Unrelated: earlier this week I could have #multiple #tags in a single datapoint and they’d both display. Now only the first tag in each datapoint is displayed, so I can have multiple per day but only if they’re on separate datapoints.
Is that still true for you? Maybe I broke it briefly? But I’m failing to reproduce it now…
As for other uses of hashtags, if there’s demand for it we could have the graph setting be the sigil character (default “#”) instead of just a checkbox to turn it off altogether.
Figured it out! It worked for me because my tests were like “#one blah blah #two” and my regex failed if it was just “#one#two”. (See my previous post with the regex for details if for some reason you care.)
I absolutely LOVE this feature. It’s one of those things I didn’t know I wanted, but now can’t imagine not having. I can’t wait to figure out all of the ways I’m going to use it. Having the ability to, say, visually display when I made a change to the requirements of a graph, when I invoked the fine print, when I did a major retroratchet (<-- reducing the number of safe days), when the graph was frozen o archived, when I went on vacation… I can think of about twenty thousand uses and they’re all awesome. I think it’s the best thing since sliced bread.

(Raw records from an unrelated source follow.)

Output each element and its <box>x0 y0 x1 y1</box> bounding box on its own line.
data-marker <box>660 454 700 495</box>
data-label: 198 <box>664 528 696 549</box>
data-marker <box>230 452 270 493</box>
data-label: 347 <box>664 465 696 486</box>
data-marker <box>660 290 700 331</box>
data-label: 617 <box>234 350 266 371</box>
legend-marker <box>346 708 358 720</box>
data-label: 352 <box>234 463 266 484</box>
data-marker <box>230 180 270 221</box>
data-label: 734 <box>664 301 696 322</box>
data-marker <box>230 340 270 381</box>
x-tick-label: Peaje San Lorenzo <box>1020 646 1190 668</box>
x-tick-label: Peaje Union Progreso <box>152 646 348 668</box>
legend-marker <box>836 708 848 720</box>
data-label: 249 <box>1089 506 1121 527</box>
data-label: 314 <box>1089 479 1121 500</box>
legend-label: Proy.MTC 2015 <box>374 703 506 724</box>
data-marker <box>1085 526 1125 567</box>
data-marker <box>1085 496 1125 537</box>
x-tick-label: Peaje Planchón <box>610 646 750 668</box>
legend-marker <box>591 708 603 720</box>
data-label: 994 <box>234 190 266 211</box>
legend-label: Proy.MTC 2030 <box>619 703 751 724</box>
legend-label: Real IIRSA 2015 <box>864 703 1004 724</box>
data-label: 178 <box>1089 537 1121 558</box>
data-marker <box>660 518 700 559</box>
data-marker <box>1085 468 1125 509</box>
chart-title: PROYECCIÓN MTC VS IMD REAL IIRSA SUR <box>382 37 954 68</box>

[edit: I did have one concern about it, but I’ve emailed @dreev about that already.]
Incidentally, when I followed this link I found that all the little github icons next to the UVIs are broken. They all seem to refer to a repo beeminder/beeminder that does not exist.
Thanks for asking! I got daunted by the amount of work involved, noticed the value of being able to point to potentially sensitive user data in GitHub issues, etc, and was generally feeling uncertain about how important it was. I didn’t want to abandon the idea either, so I just scheduled a long break. It starts sloping up again in June…
I started with #18th-political-thought as my desired hashtag (since the sull title of the book is “The Cambridge History of Eighteenth-Century Political Thought”) but I have amended it so it no longer starts with a number or contains dashes.
I used a regex tester to the regex above ((?:^|\s)(#[a-zA-Z]\w+)(?=$|\s)) and it matches on #political_thought_18thC.
OH, now I feel silly – I went to adjust other parts of this goal, and saw the checkbox in privacy to turn the hashtags on… welp. I will still let this stand as future debugging assistance, I suppose.